Brier score

Contents

Interactive online version: Binder badge. Download notebook.

Brier score#

The Brier score is the most commonly used verification metric for evaluating a probability of a binary outcome forecast, such as a “chance of rainfall” forecast.

Probabilistic forecasts of binary events are expressed as values between 0 and 1, and observations are exactly 0 (event did not occur), or 1 (event occured).

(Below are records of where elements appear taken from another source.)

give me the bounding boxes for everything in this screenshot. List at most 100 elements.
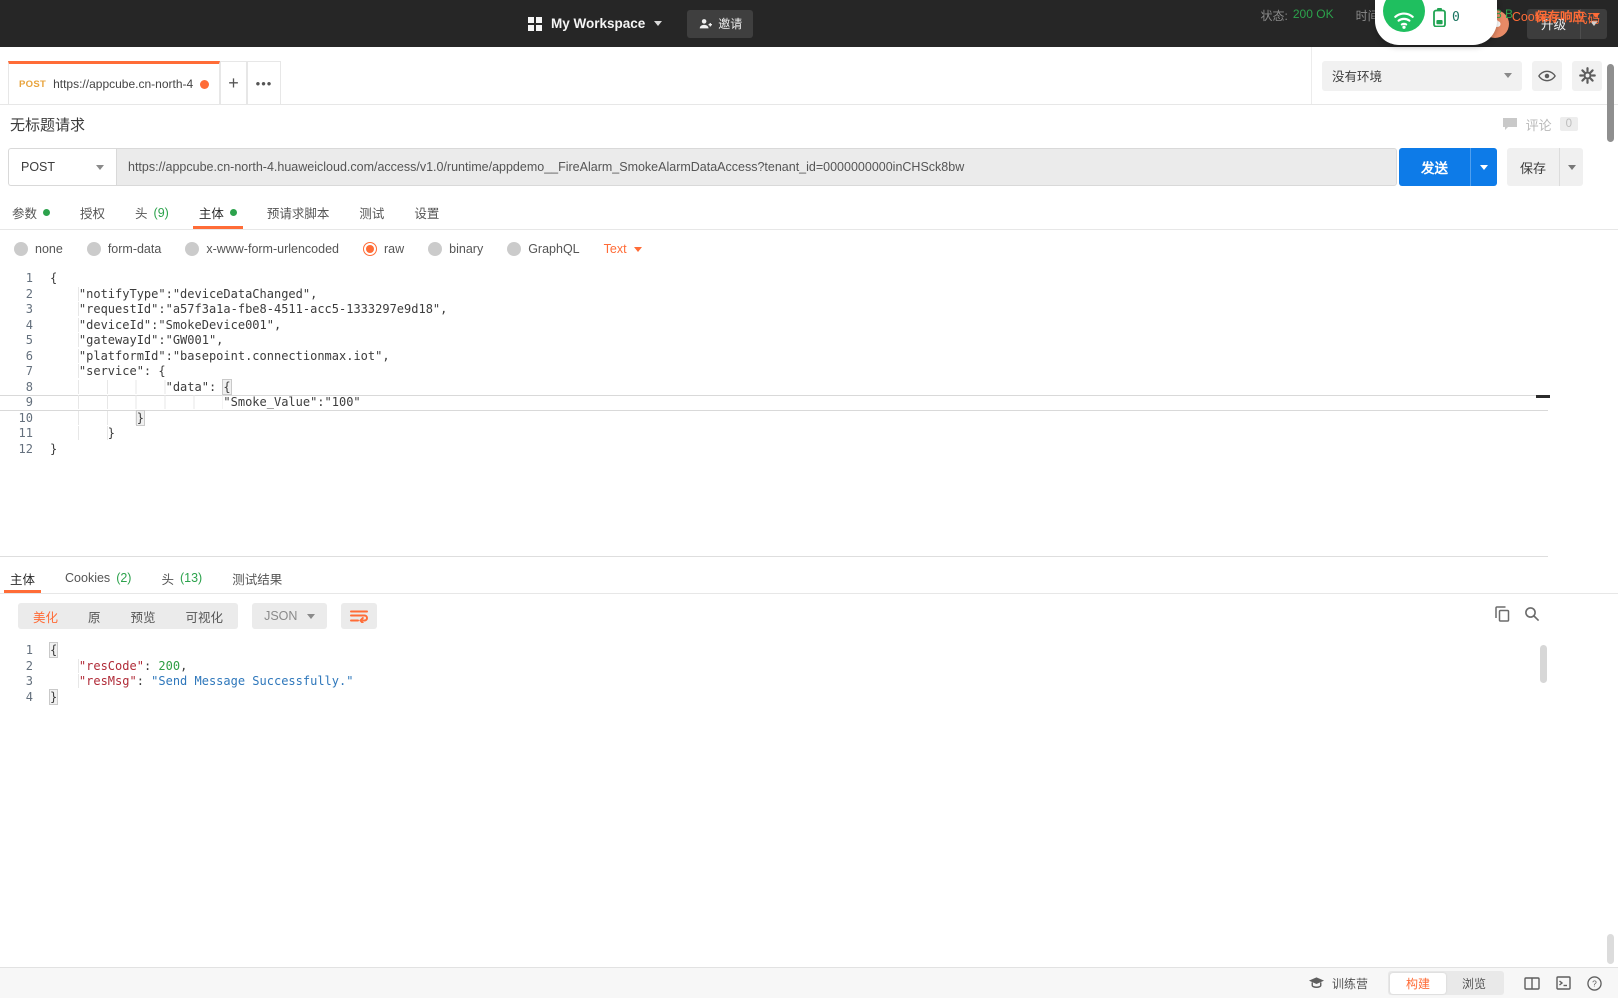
editor-line[interactable]: 9 "Smoke_Value":"100"	[0, 395, 1548, 411]
token: ,	[180, 658, 188, 673]
line-content: "resCode": 200,	[33, 658, 188, 675]
body-mode-binary[interactable]: binary	[428, 242, 483, 256]
tab-options-button[interactable]: •••	[247, 61, 281, 104]
invite-button[interactable]: 邀请	[687, 9, 754, 38]
body-mode-graphql[interactable]: GraphQL	[507, 242, 580, 256]
response-line[interactable]: 4}	[0, 688, 1548, 706]
build-toggle[interactable]: 构建	[1389, 972, 1446, 994]
editor-line[interactable]: 4 "deviceId":"SmokeDevice001",	[0, 317, 1548, 334]
comment-icon	[1502, 117, 1518, 132]
save-dropdown[interactable]	[1559, 148, 1583, 186]
editor-line[interactable]: 6 "platformId":"basepoint.connectionmax.…	[0, 348, 1548, 365]
request-tab-body[interactable]: 主体	[192, 196, 243, 229]
body-mode-x-www-form-urlencoded[interactable]: x-www-form-urlencoded	[185, 242, 339, 256]
request-tab-headers[interactable]: 头 (9)	[135, 196, 169, 229]
response-body-viewer[interactable]: 1{2 "resCode": 200, 3 "resMsg": "Send Mes…	[0, 640, 1548, 940]
line-content: "deviceId":"SmokeDevice001",	[33, 317, 281, 334]
editor-line[interactable]: 3 "requestId":"a57f3a1a-fbe8-4511-acc5-1…	[0, 302, 1548, 318]
raw-type-selector[interactable]: Text	[604, 242, 642, 256]
body-mode-none[interactable]: none	[14, 242, 63, 256]
console-button[interactable]	[1556, 976, 1571, 990]
chevron-down-icon	[1567, 164, 1576, 170]
response-tab-test-results[interactable]: 测试结果	[232, 563, 282, 593]
radio-none[interactable]	[14, 242, 28, 256]
line-content: }	[33, 688, 59, 706]
request-tab-auth[interactable]: 授权	[80, 196, 105, 229]
body-mode-raw[interactable]: raw	[363, 242, 404, 256]
response-tab-headers[interactable]: 头 (13)	[161, 563, 202, 593]
bootcamp-button[interactable]: 训练营	[1308, 975, 1368, 992]
line-content: }	[33, 426, 115, 442]
editor-line[interactable]: 10 }	[0, 409, 1548, 427]
response-line[interactable]: 2 "resCode": 200,	[0, 658, 1548, 675]
window-scrollbar-thumb[interactable]	[1607, 64, 1614, 142]
response-line[interactable]: 1{	[0, 642, 1548, 659]
new-tab-button[interactable]: +	[220, 61, 247, 104]
tab-label: 预请求脚本	[266, 207, 330, 221]
response-format-selector[interactable]: JSON	[252, 603, 328, 629]
help-button[interactable]: ?	[1587, 975, 1602, 991]
tab-label: 头	[161, 572, 174, 587]
environment-quick-look-button[interactable]	[1532, 60, 1562, 91]
environment-selector[interactable]: 没有环境	[1322, 60, 1522, 91]
workspace-switcher[interactable]: My Workspace	[528, 16, 663, 31]
request-tab-pre-request-script[interactable]: 预请求脚本	[267, 196, 330, 229]
wrap-lines-button[interactable]	[341, 603, 378, 629]
request-tab-params[interactable]: 参数	[12, 196, 51, 229]
send-button[interactable]: 发送	[1399, 148, 1470, 186]
two-pane-view-button[interactable]	[1524, 976, 1540, 990]
radio-x-www-form-urlencoded[interactable]	[185, 242, 200, 256]
search-response-button[interactable]	[1524, 606, 1540, 622]
response-view-pretty[interactable]: 美化	[18, 603, 73, 629]
line-content: "gatewayId":"GW001",	[33, 333, 223, 349]
indent-guides	[50, 379, 166, 394]
radio-raw[interactable]	[363, 242, 377, 256]
editor-line[interactable]: 8 "data": {	[0, 378, 1548, 396]
request-title[interactable]: 无标题请求	[10, 114, 85, 135]
environment-zone: 没有环境	[1311, 47, 1618, 104]
browse-toggle[interactable]: 浏览	[1446, 973, 1502, 994]
wrap-lines-icon	[350, 610, 369, 623]
editor-line[interactable]: 5 "gatewayId":"GW001",	[0, 333, 1548, 349]
send-dropdown[interactable]	[1470, 148, 1497, 186]
line-content: "requestId":"a57f3a1a-fbe8-4511-acc5-133…	[33, 302, 447, 318]
copy-response-button[interactable]	[1495, 606, 1510, 622]
response-line[interactable]: 3 "resMsg": "Send Message Successfully."	[0, 674, 1548, 690]
method-selector[interactable]: POST	[8, 148, 116, 186]
token: {	[48, 642, 59, 658]
radio-binary[interactable]	[428, 242, 443, 256]
response-view-preview[interactable]: 预览	[116, 603, 171, 629]
open-request-tab[interactable]: POST https://appcube.cn-north-4.hu...	[8, 61, 220, 104]
radio-form-data[interactable]	[86, 242, 101, 256]
radio-graphql[interactable]	[507, 242, 522, 256]
comments-button[interactable]: 评论 0	[1502, 115, 1578, 134]
battery-indicator: 0	[1433, 8, 1460, 27]
body-mode-form-data[interactable]: form-data	[86, 242, 161, 256]
editor-line[interactable]: 11 }	[0, 426, 1548, 442]
editor-line[interactable]: 2 "notifyType":"deviceDataChanged",	[0, 286, 1548, 303]
editor-line[interactable]: 7 "service": {	[0, 364, 1548, 380]
chevron-down-icon	[1504, 73, 1512, 78]
response-view-raw[interactable]: 原	[73, 603, 116, 629]
response-scrollbar-thumb[interactable]	[1540, 645, 1547, 683]
editor-line[interactable]: 12}	[0, 442, 1548, 458]
request-tab-settings[interactable]: 设置	[414, 196, 439, 229]
person-plus-icon	[698, 17, 713, 31]
response-tabs: 主体 Cookies (2) 头 (13) 测试结果	[0, 563, 1618, 594]
request-body-editor[interactable]: 1{2 "notifyType":"deviceDataChanged", 3 "…	[0, 266, 1548, 557]
response-view-visualize[interactable]: 可视化	[171, 603, 239, 629]
settings-button[interactable]	[1572, 60, 1602, 91]
save-button[interactable]: 保存	[1507, 148, 1559, 186]
wifi-status-icon[interactable]	[1383, 0, 1425, 32]
url-input[interactable]: https://appcube.cn-north-4.huaweicloud.c…	[116, 148, 1397, 186]
line-number: 2	[25, 658, 33, 673]
request-tab-tests[interactable]: 测试	[359, 196, 384, 229]
line-number: 5	[25, 333, 33, 347]
token	[50, 658, 79, 673]
line-content: "data": {	[33, 378, 232, 396]
save-response-button[interactable]: 保存响应	[1535, 6, 1600, 25]
response-tab-body[interactable]: 主体	[3, 563, 42, 593]
lower-scrollbar-thumb[interactable]	[1607, 934, 1614, 964]
editor-line[interactable]: 1{	[0, 271, 1548, 287]
response-tab-cookies[interactable]: Cookies (2)	[65, 563, 131, 593]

The metric is then calculated the same way as MSE. The Brier score is a strictly proper scoring rule where lower values are better (it is negatively oriented) where a perfect score is 0 and the worst score is 1.

[1]:
from scores.probability import brier_score
from scipy.stats import beta, binom

import numpy as np
import xarray as xr
[2]:
# To learn more about the implemenation of the Brier score, uncomment the following
# help(brier_score)

We generate two synthetic forecasts. By design, fcst1 is a good forecast, while fcst2 is a poor forecast. We measure the difference in skill by calculating and comparing their Brier Scores.

[3]:

fcst1 = beta.rvs(2, 1, size=1000) obs = binom.rvs(1, fcst1) fcst2 = beta.rvs(0.5, 1, size=1000) fcst1 = xr.DataArray(data=fcst1, dims="time", coords={"time": np.arange(0, 1000)}) fcst2 = xr.DataArray(data=fcst2, dims="time", coords={"time": np.arange(0, 1000)}) obs = xr.DataArray(data=obs, dims="time", coords={"time": np.arange(0, 1000)})
[4]:
brier_fcst1 = brier_score(fcst1, obs)
brier_fcst2 = brier_score(fcst2, obs)

print(f"Brier score for fcst1 = {brier_fcst1.item():.2f}")
print(f"Brier score for fcst2 = {brier_fcst2.item():.2f}")
Brier score for fcst1 = 0.16
Brier score for fcst2 = 0.43

As expected, fcst1 has the lower Brier Score quantifying the degree to which it is better than fcst2.

Notes#

  • If you are using the Brier score on large data with Dask, consider setting check_args arg to False in brier_score.

  • In the future, the Brier score components calculation will be added.

  • You may be interested in working through the Murphy Diagram tutorial which allows you to break down the performance of the Brier score based on each threshold probability.

Reference: Brier, G.W., 1950. Verification of forecasts expressed in terms of probability. Monthly weather review, 78(1), pp.1-3.